L’Iran évoque un échange de prisonniers avec les États-Unis, Washington dément

© AFP (archives) Le guide suprême iranien, l’ayatollah Ali Khamenei.

AP – Alors qu’une annonce de la télévision libanaise, confirmée par la télévision d’État iranienne, affirmait dimanche qu’un échange de prisonniers entre les États-Unis et l’Iran est en cours, Washington un démenti dans la foulée, assurant que les informations sur un tel accord n’étaient « pas vraies ».

Le département d’État américain a démenti, dimanche 2 mai, des informations faisant d’un échange de prisonniers avec l’Iran, alors que Téhéran a confirmé une annonce de la télévision libanaise affirmant qu’un échange est en cours.

« Les informations selon lesquelles un accord d’échange de prisonniers a été conclu ne sont pas vraies », a déclaré à Reuters le porte-parole du département d’État, Ned Price. « Comme nous l’avons dit, nous soulevons toujours les cas d’Américains détenus ou portés disparus en Iran.

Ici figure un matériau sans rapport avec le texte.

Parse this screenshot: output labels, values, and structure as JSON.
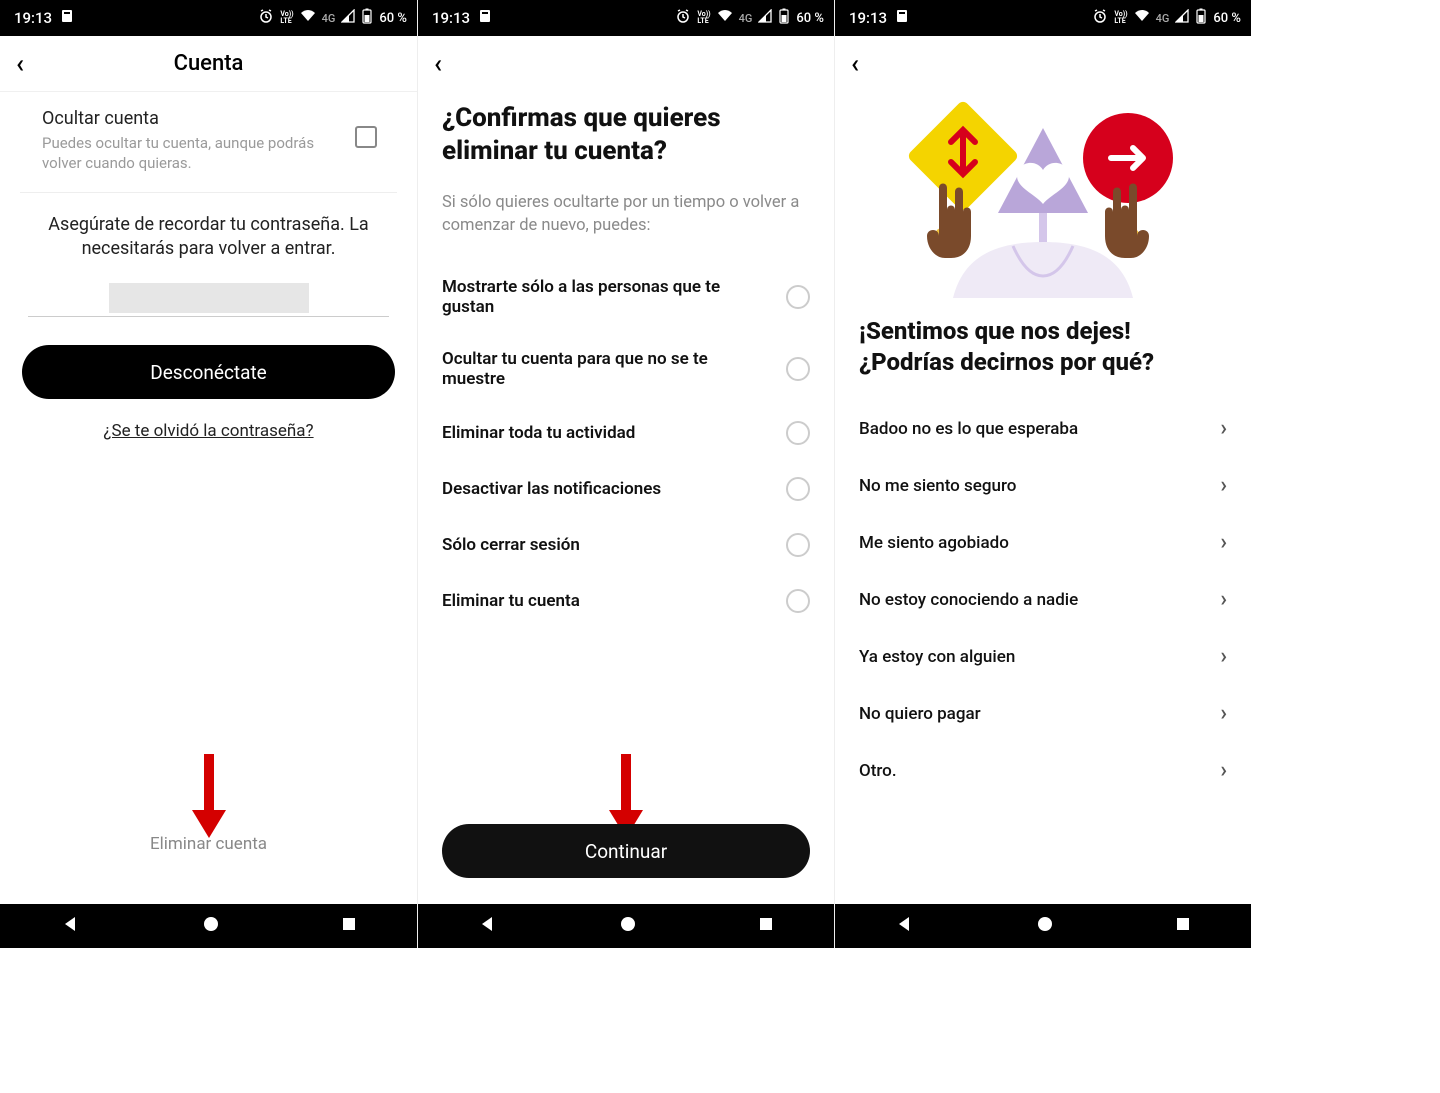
{
  "status": {
    "time": "19:13",
    "battery": "60 %",
    "net": "4G",
    "volte": "Vo))\nLTE"
  },
  "screen1": {
    "header_title": "Cuenta",
    "hide_title": "Ocultar cuenta",
    "hide_sub": "Puedes ocultar tu cuenta, aunque podrás volver cuando quieras.",
    "remember": "Asegúrate de recordar tu contraseña. La necesitarás para volver a entrar.",
    "disconnect": "Desconéctate",
    "forgot": "¿Se te olvidó la contraseña?",
    "delete": "Eliminar cuenta"
  },
  "screen2": {
    "title": "¿Confirmas que quieres eliminar tu cuenta?",
    "sub": "Si sólo quieres ocultarte por un tiempo o volver a comenzar de nuevo, puedes:",
    "options": [
      "Mostrarte sólo a las personas que te gustan",
      "Ocultar tu cuenta para que no se te muestre",
      "Eliminar toda tu actividad",
      "Desactivar las notificaciones",
      "Sólo cerrar sesión",
      "Eliminar tu cuenta"
    ],
    "continue": "Continuar"
  },
  "screen3": {
    "title_line1": "¡Sentimos que nos dejes!",
    "title_line2": "¿Podrías decirnos por qué?",
    "reasons": [
      "Badoo no es lo que esperaba",
      "No me siento seguro",
      "Me siento agobiado",
      "No estoy conociendo a nadie",
      "Ya estoy con alguien",
      "No quiero pagar",
      "Otro."
    ]
  }
}
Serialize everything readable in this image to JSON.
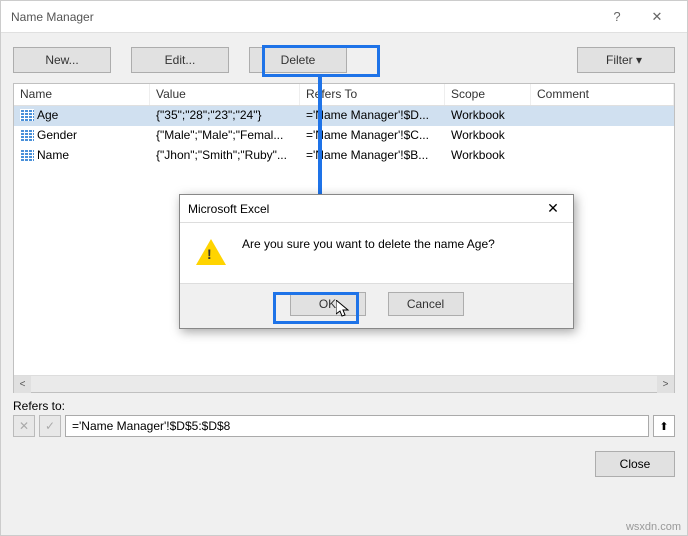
{
  "window": {
    "title": "Name Manager"
  },
  "toolbar": {
    "new": "New...",
    "edit": "Edit...",
    "delete": "Delete",
    "filter": "Filter ▾"
  },
  "grid": {
    "headers": {
      "name": "Name",
      "value": "Value",
      "refers": "Refers To",
      "scope": "Scope",
      "comment": "Comment"
    },
    "rows": [
      {
        "name": "Age",
        "value": "{\"35\";\"28\";\"23\";\"24\"}",
        "refers": "='Name Manager'!$D...",
        "scope": "Workbook",
        "selected": true
      },
      {
        "name": "Gender",
        "value": "{\"Male\";\"Male\";\"Femal...",
        "refers": "='Name Manager'!$C...",
        "scope": "Workbook",
        "selected": false
      },
      {
        "name": "Name",
        "value": "{\"Jhon\";\"Smith\";\"Ruby\"...",
        "refers": "='Name Manager'!$B...",
        "scope": "Workbook",
        "selected": false
      }
    ]
  },
  "refersto": {
    "label": "Refers to:",
    "value": "='Name Manager'!$D$5:$D$8"
  },
  "footer": {
    "close": "Close"
  },
  "msgbox": {
    "title": "Microsoft Excel",
    "text": "Are you sure you want to delete the name Age?",
    "ok": "OK",
    "cancel": "Cancel"
  },
  "watermark": "wsxdn.com"
}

Nous ne nous arrêterons pas tant que nous ne serons pas en mesure de les réunir avec leurs familles. »

« Malheureusement, ces informations sont fausses », a ajouté Ron Klain, le chef de cabinet de Joe Biden, sur la chaîne CBS. « Il n’y a pas d’accord concernant la libération de ces quatre Américains. »

« Aucune indication selon laquelle un accord est proche »

Un peu plus tôt, la télévision d’Etat iranienne, citant un responsable, a confirmé des informations de la chaîne de télévision libanaise pro-iranienne, Al Mayadeen, disant que l’Iran va libérer quatre Américains accusés d’espionnage en échange de quatre Iraniens détenus aux États-Unis et du déblocage de 7 milliards de dollars (5,8 milliards d’euros) de fonds iraniens gelés.

À Londres, un responsable du ministère britannique des Affaires étrangères a pour sa part minimisé les spéculations concernant une éventuelle libération de la membre britanno-iranienne d’une organisation humanitaire, Nazanin Zaghari-Ratcliffe.

Le ministère britannique des Affaires étrangères a indiqué que « les discussions légales se poursuivent » pour parvenir à la libération de sa compatriote. « Nous n’avons reçu aucune indication selon un accord est proche », a déclaré à l’AFP son époux, Richard Ratcliffe, après que la télévision iranienne a affirmé qu’un accord pour la libération de Nazanin Zaghari-Ratcliffe contre 400 millions de livres sterling a été trouvé.

La télévision d’État iranienne a cité un responsable iranien disant qu’elle serait libérée « après le paiement d’une dette militaire » due par la Grande-Bretagne à Téhéran.

Un accord intérimaire en attendant un règlement durable

L’Iran et les grandes puissances mondiales sont actuellement en pourparlers pour tenter de relancer l’accord de 2015 sur le nucléaire iranien que Washington a abandonné il y a trois ans, pendentif la présidence de Donald Trump.

Des responsables iraniens ont déclaré à Reuters le mois dernier qu’un accord intérimaire pourrait être un moyen de gagner du temps en attendant un règlement durable impliquant le déblocage des fonds iraniens gelés par les sanctions américaines.

L’Iran estime que 20 milliards de dollars de ses revenus pétroliers ont été gelés dans des pays comme la Corée du Sud, l’Irak et la Chine.

Téhéran et les grandes puissances sont en pourparlers à Vienne depuis début avril pour étudier les mesures à prendre concernant les sanctions américaines et les violations présumées par l’Iran de l’accord de 2015, afin d’amener Téhéran et Washington à l’respect pleinement.